The clinical picture of glomerulonephritis, the treatment of which is a very complex and lengthy process, is described as the deposition of antigenic antibodies in the capillaries of the glomeruli of the kidneys, which impede the process of blood flow and the production of primary urine. Against the background of the disease, water, salts and metabolic products are retained in the body, gradually leading to the development of renal failure and arterial hypertension.

Glomerulonephritis ranks second in prevalence among acquired kidney diseases, both in adult patients and in children (infectious diseases of the urinary tract are in first place). The disease often causes chronic renal failure and early disability.

Symptoms of the disease

Chronic glomerulonephritis is manifested by constantly high blood pressure and swelling; rarely, aching pain in the kidney area may occur.

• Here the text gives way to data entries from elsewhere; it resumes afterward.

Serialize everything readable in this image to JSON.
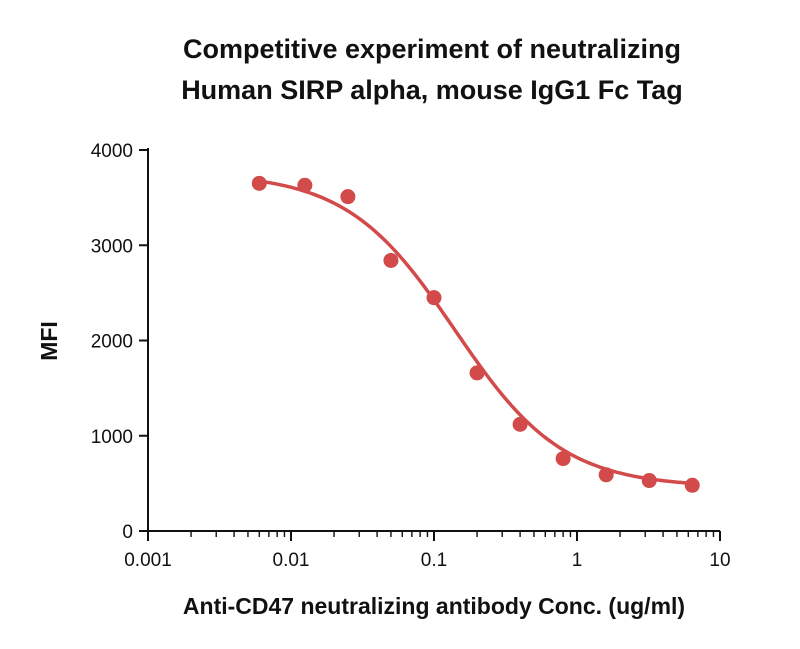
{
  "chart_data": {
    "type": "scatter",
    "title_lines": [
      "Competitive experiment of neutralizing",
      "Human SIRP alpha, mouse IgG1 Fc Tag"
    ],
    "xlabel": "Anti-CD47 neutralizing antibody Conc. (ug/ml)",
    "ylabel": "MFI",
    "x_scale": "log",
    "xlim": [
      0.001,
      10
    ],
    "ylim": [
      0,
      4000
    ],
    "x_ticks": [
      0.001,
      0.01,
      0.1,
      1,
      10
    ],
    "x_tick_labels": [
      "0.001",
      "0.01",
      "0.1",
      "1",
      "10"
    ],
    "y_ticks": [
      0,
      1000,
      2000,
      3000,
      4000
    ],
    "y_tick_labels": [
      "0",
      "1000",
      "2000",
      "3000",
      "4000"
    ],
    "grid": false,
    "color": "#d24a4a",
    "series": [
      {
        "x": [
          0.006,
          0.0125,
          0.025,
          0.05,
          0.1,
          0.2,
          0.4,
          0.8,
          1.6,
          3.2,
          6.4
        ],
        "y": [
          3650,
          3630,
          3510,
          2840,
          2450,
          1660,
          1120,
          760,
          590,
          530,
          480
        ]
      }
    ],
    "fit_curve": {
      "model": "4PL",
      "top": 3760,
      "bottom": 460,
      "ec50": 0.14,
      "hill": 1.15,
      "x_range": [
        0.006,
        6.4
      ]
    }
  }
}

  • the appearance of blood in the urine;
  • swelling of the face, feet and legs;
  • high blood pressure;
  • a sharp decrease in the daily dose of urine, while there is constant thirst;
  • weight gain;
  • dyspnea;
  • general weakness, nausea, vomiting;
  • headache;
  • Sometimes the temperature may rise.

Symptoms of any form of glomerulonephritis can occur hidden. Decreased urination occurs due to impaired filtering function of the kidneys, and this already leads to edema.

The acute form of the disease can be manifested by severe pain in the lumbar region and the appearance of blood in the urine.